(#135568) WELTUNTERGANG. Max Valier.

WELTUNTERGANG. München: Verlag Natur und Kultur A. G., 1923. Octavo, pp. [1-4] 5 [6] 7-187 [188] [189-192: ads], 10 full-page drawings by Valier and 12 smaller figures in the text, original pictorial tan wrappers printed in brown and black, fore and bottom edges untrimmed. Second, expanded edition. An early book by Valier, a speculation on various ways the Earth might be destroyed, largely by close encounters or collisions with objects in space -- the moon, rogue planets, meteors, etc. -- for which Valier has carefully plotted trajectories (plates 1-10). According to Valier's preface, the text of WELTUNTERGANG [Doomsday] (The cover title is WELTENDE [World's End].) is expanded from a smaller work issued by the same publisher in early 1922. Max Valier (1893-1930), Austrian amateur rocket enthusiast and space popularizer, was an early promoter of the use of rockets for space flight. Educated in physics at the University of Innsbruck, he experimented with rockets in the 1920s with the Verein für Raumschiffahrt (Society for Space Travel) which he helped found and of which Wernher von Braun and Hermann Oberth were prominent members. His nontechnical book DER VORSTOSS IN DEN WELTENRAUM [The Advance into Space] spread Oberth's ideas to a wide audience.

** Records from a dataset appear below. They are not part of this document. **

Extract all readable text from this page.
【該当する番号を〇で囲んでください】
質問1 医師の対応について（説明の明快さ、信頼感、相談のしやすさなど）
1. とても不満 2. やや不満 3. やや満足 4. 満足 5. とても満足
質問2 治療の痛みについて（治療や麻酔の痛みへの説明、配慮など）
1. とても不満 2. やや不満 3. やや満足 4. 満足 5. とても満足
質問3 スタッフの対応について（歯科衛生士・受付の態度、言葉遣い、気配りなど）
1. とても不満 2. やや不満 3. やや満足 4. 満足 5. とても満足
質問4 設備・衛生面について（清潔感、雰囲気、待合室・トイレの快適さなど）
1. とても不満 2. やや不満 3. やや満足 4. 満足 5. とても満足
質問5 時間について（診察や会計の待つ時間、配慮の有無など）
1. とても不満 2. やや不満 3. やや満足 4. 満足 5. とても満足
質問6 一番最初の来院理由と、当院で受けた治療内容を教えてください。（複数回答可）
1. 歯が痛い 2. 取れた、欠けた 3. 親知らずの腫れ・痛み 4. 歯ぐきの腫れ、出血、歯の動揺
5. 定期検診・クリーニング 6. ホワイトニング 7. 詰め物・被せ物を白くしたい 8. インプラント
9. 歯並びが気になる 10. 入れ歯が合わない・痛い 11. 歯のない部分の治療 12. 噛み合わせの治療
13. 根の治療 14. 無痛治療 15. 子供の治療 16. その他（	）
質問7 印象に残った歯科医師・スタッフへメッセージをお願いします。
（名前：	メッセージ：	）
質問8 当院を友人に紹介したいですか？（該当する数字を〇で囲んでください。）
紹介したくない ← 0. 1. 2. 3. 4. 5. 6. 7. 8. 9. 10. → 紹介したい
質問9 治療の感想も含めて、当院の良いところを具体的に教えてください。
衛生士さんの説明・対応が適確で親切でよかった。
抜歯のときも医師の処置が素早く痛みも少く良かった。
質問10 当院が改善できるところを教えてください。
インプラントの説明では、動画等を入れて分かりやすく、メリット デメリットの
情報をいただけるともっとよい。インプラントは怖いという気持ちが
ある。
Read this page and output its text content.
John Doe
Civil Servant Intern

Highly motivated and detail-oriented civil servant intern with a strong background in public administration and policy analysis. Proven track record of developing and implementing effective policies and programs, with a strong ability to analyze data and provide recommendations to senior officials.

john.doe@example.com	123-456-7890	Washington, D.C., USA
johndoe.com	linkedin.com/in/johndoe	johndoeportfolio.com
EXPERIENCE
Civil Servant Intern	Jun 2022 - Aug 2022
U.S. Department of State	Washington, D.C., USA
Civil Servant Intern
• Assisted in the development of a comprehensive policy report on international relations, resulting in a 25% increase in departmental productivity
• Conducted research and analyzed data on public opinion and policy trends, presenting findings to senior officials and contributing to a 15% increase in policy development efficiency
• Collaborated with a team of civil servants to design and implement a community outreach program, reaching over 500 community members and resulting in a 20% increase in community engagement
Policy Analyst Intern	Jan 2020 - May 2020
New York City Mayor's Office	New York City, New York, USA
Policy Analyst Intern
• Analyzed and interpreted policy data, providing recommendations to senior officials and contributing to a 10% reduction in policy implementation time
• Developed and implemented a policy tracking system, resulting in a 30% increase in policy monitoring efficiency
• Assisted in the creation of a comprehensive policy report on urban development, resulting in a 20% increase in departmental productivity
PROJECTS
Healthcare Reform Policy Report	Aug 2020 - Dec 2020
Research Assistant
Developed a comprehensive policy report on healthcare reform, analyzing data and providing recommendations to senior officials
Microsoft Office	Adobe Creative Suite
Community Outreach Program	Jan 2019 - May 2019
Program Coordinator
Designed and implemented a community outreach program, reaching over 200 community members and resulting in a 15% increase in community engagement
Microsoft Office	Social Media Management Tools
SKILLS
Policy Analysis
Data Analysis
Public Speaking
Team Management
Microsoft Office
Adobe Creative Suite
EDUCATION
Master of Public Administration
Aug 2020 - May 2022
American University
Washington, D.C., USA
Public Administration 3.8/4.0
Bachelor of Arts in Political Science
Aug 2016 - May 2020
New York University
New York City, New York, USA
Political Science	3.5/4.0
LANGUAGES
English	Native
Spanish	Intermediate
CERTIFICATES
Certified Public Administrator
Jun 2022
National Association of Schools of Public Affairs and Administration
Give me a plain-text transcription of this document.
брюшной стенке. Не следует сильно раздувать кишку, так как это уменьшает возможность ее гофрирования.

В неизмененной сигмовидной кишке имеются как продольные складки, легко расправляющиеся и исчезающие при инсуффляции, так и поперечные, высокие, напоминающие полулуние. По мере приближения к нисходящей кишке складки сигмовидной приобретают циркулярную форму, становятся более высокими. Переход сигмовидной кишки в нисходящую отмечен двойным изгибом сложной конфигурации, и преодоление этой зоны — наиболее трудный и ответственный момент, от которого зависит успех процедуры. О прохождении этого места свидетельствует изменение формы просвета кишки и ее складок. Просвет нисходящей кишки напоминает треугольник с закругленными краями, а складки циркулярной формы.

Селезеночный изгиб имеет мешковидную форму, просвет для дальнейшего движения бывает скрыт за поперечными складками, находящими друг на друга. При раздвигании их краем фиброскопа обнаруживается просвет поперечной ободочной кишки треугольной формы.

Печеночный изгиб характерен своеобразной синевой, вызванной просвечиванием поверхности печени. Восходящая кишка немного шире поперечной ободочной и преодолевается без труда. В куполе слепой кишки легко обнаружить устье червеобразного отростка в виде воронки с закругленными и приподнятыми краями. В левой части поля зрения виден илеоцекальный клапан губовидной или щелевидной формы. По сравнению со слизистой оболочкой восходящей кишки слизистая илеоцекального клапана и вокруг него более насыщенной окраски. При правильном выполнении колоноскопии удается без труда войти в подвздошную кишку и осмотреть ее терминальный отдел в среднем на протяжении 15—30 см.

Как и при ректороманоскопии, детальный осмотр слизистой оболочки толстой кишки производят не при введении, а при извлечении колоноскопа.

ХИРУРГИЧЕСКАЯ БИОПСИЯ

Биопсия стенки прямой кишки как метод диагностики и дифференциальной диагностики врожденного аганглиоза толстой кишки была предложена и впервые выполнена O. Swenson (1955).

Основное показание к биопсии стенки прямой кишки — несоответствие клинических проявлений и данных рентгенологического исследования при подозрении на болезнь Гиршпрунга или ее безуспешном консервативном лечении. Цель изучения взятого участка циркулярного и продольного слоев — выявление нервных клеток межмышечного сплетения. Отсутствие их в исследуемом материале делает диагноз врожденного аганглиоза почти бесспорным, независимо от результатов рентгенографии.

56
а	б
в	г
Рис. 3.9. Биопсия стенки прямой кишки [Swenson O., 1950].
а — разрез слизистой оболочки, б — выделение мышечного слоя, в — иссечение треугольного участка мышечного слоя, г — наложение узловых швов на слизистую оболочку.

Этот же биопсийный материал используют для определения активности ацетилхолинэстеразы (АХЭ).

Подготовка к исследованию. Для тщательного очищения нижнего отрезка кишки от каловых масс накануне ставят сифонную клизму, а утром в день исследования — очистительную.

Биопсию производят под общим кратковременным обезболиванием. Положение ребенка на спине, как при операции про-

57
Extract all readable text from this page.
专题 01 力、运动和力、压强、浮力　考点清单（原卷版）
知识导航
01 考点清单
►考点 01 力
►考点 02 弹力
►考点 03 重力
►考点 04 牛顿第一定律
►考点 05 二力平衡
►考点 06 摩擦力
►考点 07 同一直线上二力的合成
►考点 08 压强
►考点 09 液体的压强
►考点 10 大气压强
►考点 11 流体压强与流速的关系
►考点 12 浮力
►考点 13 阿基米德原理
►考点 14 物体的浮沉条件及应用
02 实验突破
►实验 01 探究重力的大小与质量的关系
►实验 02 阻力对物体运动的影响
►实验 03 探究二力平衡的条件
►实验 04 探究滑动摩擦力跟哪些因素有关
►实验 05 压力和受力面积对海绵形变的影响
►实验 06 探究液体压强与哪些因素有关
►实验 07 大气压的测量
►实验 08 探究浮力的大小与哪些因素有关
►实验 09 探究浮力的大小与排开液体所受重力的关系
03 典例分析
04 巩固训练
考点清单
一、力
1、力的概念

Valier was also interested in using rockets to propel ground vehicles and, together with Fritz von Opel and Friedrich Sander, built the world's first rocket-powered automobile in 1928. Two years later, aged only 37, Valier was killed when a small, steel-cased LOX/alcohol engine, designed for use in the Opel-RAK 7 rocket car, exploded during a test run in his laboratory. Brandt, Der deutsche Zukunftsroman 1918-1945, p. 369. Bloch (2002) 3186. Ex-Bibliothek Kapuzinerkloster with small bookplate on inner front wrapper, small ink stamp on title page and shelf label to spine. Some page edges dog-eared, pulpy paper tanned, overall, a very good copy of a fragile and uncommon production. KVK reports 7 copies. OCLC reports 5 copies in U.S. libraries. (#135568).